St Petersburg’s State Hermitage Museum is curating the Russian Pavilion at the 58th Venice Biennale, marking the first time an institution—and not an individual or group of artists—is spearheading a national pavilion. The Hermitage’s general director Mikhail Piotrovksy is overseeing the exhibition set in the Giardini della Biennale, which is named Lc. 15: 11-32 after the Gospel of Luke and the Parable of the Prodigal Son. It will run from 11 May to 24 November.
“We create precedents, being first is our style,” Piotrovsky says about the Hermitage. “The idea of the project is to outline the influence a universal museum—as a keeper of world culture—has on a contemporary artist.”

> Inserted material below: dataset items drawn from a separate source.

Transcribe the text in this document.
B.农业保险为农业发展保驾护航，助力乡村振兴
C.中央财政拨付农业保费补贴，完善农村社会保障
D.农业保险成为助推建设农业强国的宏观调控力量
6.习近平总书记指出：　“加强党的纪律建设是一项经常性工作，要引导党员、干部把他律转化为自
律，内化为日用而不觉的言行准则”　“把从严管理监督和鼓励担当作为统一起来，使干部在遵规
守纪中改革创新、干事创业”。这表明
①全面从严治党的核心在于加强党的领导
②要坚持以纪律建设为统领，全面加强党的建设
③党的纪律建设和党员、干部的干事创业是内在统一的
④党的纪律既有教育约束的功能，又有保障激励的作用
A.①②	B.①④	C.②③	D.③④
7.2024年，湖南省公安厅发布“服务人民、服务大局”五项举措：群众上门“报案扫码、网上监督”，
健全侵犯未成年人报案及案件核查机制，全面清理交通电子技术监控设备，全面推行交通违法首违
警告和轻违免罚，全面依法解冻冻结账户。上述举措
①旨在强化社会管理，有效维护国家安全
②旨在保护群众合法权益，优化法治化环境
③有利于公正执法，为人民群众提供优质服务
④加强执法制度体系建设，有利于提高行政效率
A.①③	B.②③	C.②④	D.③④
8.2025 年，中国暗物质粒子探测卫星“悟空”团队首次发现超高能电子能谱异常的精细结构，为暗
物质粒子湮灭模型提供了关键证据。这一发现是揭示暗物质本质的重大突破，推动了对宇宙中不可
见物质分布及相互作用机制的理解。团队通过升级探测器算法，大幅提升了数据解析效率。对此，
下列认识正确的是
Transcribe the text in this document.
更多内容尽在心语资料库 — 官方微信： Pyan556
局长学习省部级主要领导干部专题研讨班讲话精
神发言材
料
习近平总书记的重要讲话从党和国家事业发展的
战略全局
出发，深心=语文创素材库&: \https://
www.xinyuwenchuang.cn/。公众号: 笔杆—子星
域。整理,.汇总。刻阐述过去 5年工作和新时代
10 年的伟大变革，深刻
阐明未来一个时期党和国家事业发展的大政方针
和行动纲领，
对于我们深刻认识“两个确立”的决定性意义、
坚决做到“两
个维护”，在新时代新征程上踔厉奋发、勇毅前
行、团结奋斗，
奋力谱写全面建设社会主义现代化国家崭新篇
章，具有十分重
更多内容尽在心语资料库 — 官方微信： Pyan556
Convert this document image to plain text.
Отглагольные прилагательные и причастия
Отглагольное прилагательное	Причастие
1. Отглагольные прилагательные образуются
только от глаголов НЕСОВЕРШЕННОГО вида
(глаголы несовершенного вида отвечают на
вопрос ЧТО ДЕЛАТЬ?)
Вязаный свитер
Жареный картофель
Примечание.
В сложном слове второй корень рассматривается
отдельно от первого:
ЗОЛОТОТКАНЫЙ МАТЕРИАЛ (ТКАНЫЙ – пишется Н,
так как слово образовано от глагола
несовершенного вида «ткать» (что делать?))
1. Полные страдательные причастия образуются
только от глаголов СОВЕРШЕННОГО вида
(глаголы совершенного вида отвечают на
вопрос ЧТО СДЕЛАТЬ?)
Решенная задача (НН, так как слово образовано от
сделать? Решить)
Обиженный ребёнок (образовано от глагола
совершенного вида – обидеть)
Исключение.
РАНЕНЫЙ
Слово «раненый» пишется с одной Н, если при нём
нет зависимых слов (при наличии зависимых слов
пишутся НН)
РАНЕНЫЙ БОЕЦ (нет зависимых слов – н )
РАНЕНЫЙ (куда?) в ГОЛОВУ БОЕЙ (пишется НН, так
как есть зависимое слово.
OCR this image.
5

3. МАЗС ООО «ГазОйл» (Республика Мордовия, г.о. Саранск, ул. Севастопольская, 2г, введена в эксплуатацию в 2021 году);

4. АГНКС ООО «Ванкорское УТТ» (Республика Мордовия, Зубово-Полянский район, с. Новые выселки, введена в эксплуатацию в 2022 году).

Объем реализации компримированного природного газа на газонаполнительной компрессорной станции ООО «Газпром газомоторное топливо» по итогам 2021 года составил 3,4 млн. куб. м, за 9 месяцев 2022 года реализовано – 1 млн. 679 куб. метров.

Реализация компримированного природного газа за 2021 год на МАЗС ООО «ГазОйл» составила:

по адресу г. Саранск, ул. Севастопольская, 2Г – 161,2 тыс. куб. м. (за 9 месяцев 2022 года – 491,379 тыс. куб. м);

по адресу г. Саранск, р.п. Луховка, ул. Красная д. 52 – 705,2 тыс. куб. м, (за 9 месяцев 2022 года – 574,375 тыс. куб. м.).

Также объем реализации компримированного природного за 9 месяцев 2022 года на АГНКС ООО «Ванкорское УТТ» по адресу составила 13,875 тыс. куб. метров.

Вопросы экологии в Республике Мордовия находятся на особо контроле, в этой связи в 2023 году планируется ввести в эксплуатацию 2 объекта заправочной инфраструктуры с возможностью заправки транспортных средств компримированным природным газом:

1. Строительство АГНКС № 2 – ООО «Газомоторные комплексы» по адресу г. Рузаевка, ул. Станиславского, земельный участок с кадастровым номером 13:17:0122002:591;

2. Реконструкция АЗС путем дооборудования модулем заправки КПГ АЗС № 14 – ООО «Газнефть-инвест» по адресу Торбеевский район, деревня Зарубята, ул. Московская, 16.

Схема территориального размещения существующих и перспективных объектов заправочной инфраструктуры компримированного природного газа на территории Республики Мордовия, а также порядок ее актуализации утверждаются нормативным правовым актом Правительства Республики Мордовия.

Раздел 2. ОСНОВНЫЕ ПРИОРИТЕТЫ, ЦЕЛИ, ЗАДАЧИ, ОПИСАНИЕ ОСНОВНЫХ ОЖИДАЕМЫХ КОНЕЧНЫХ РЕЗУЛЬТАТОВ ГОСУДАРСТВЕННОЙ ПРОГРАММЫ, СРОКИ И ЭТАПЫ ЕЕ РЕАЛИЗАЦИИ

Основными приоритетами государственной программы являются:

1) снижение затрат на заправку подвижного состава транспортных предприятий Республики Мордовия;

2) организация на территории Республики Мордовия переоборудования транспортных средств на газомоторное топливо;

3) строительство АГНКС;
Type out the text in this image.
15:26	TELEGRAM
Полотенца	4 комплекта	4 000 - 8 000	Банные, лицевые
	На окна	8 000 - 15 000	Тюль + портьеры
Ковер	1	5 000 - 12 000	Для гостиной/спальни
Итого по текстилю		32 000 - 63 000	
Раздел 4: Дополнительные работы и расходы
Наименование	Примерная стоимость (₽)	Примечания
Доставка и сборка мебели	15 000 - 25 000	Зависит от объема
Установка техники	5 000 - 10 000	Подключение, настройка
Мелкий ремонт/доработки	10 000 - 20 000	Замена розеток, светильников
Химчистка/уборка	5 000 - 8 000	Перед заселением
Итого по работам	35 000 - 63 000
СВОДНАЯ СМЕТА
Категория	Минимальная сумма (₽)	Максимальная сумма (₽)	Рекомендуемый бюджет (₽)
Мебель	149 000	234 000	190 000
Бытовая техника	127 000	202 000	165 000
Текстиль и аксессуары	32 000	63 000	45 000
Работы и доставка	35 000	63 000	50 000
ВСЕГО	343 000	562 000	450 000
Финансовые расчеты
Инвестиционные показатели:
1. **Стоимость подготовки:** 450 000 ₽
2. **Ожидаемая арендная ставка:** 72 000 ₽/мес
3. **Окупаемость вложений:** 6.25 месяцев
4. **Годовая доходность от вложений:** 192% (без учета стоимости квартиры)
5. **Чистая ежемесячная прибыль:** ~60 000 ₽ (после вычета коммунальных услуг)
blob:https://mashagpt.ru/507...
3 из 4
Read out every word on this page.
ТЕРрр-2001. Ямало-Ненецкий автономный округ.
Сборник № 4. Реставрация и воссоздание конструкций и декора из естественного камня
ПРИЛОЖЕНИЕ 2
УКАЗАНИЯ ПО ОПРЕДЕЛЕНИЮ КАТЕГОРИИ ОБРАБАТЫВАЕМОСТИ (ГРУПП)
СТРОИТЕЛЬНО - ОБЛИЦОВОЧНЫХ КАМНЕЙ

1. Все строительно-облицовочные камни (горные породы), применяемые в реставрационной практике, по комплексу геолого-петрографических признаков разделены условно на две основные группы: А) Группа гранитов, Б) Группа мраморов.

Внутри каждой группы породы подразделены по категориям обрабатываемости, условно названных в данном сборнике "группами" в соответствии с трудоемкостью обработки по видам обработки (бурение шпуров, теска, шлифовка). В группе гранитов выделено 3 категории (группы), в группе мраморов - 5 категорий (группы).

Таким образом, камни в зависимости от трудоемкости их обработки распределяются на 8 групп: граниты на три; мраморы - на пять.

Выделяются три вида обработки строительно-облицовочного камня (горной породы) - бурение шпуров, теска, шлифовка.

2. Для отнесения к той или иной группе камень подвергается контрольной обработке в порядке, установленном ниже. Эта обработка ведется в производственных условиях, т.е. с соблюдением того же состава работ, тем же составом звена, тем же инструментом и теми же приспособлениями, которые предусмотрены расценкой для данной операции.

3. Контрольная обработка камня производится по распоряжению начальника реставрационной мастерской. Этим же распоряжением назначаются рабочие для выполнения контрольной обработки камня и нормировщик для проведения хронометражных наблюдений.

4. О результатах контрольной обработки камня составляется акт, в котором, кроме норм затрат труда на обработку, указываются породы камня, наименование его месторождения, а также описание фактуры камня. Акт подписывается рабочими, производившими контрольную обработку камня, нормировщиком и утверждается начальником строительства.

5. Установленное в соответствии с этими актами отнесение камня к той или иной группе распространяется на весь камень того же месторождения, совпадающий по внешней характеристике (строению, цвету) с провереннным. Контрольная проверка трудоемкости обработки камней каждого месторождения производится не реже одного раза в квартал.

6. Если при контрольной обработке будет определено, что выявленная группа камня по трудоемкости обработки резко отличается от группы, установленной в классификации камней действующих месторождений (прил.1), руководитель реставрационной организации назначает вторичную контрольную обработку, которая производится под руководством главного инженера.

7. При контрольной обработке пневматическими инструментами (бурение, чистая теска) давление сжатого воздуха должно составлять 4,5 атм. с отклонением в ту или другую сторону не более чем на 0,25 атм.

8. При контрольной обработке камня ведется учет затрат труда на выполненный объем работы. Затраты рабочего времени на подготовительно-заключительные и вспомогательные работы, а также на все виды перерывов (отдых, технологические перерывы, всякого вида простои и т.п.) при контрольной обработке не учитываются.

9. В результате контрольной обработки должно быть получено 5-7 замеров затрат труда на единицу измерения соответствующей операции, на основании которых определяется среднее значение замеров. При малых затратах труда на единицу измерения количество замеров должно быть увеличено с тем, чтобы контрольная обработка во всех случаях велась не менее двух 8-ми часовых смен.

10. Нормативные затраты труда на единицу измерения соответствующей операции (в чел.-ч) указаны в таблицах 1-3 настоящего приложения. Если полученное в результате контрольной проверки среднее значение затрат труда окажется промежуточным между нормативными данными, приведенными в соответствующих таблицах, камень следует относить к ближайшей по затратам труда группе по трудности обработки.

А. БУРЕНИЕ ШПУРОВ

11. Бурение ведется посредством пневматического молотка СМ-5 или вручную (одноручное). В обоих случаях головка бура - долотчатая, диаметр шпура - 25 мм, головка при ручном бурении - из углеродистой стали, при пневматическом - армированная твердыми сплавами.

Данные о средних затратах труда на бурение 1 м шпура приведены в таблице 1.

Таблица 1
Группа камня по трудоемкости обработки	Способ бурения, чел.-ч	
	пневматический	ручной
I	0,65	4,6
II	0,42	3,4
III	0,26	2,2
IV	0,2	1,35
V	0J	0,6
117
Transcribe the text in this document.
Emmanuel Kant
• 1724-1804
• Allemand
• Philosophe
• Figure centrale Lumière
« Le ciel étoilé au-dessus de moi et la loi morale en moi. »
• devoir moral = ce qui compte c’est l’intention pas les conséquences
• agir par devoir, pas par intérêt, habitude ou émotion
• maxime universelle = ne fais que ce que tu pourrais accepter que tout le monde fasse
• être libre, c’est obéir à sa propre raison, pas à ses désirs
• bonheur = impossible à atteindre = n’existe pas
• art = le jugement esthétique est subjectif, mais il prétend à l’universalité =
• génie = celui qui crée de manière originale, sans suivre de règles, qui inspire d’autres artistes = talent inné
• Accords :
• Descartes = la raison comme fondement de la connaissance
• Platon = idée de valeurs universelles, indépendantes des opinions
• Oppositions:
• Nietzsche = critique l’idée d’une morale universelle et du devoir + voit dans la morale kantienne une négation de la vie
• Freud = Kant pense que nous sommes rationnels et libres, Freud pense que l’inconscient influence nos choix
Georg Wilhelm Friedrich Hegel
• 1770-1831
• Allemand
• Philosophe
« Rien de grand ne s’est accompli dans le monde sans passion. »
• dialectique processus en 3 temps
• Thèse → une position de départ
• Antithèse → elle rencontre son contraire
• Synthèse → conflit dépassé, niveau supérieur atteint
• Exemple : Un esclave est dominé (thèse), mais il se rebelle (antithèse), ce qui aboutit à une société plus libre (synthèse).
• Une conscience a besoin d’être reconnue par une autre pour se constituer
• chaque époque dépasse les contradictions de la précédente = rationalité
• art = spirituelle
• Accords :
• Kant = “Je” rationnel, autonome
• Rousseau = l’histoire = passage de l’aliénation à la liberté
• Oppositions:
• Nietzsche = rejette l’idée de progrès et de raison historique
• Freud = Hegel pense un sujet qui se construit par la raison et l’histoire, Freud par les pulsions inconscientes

The Return of the Prodigal Son by Rembrandt is inspired by the parable and holds court in the Hermitage as the museum’s main masterpiece. The work is the central theme of an installation created for the pavilion by renowned Russian film director Alexander Sokurov portraying both one of the museum’s famous halls and an artist’s studio, which looks out over “the turmoil and war surrounding the modern world.” The theatre artist Aleksander Shishkin-Hokusai has also been invited to collaborate—his offering is inspired by the Flemish School and “dedicated to the intricate mechanisms in the Winter Palace such as the famous Peacock Clock.”
Piotrovksy says “the intrigue will continue until the opening” as the rest of the artists taking part in the Russian Pavilion will be revealed at the beginning of May.
Two other major art institutions in Moscow, the Tretyakov Gallery and Pushkin Museum, will also be making appearances at this year's Biennale. The Pushkin, together with The Stella Art Foundation, is presenting an exhibition at the Church of San Frantin called “At the end dwells the beginning.” Theatre director Dmitry Krymov, the late Italian painter Emilio Vedova, and Tintoretto all feature in the show.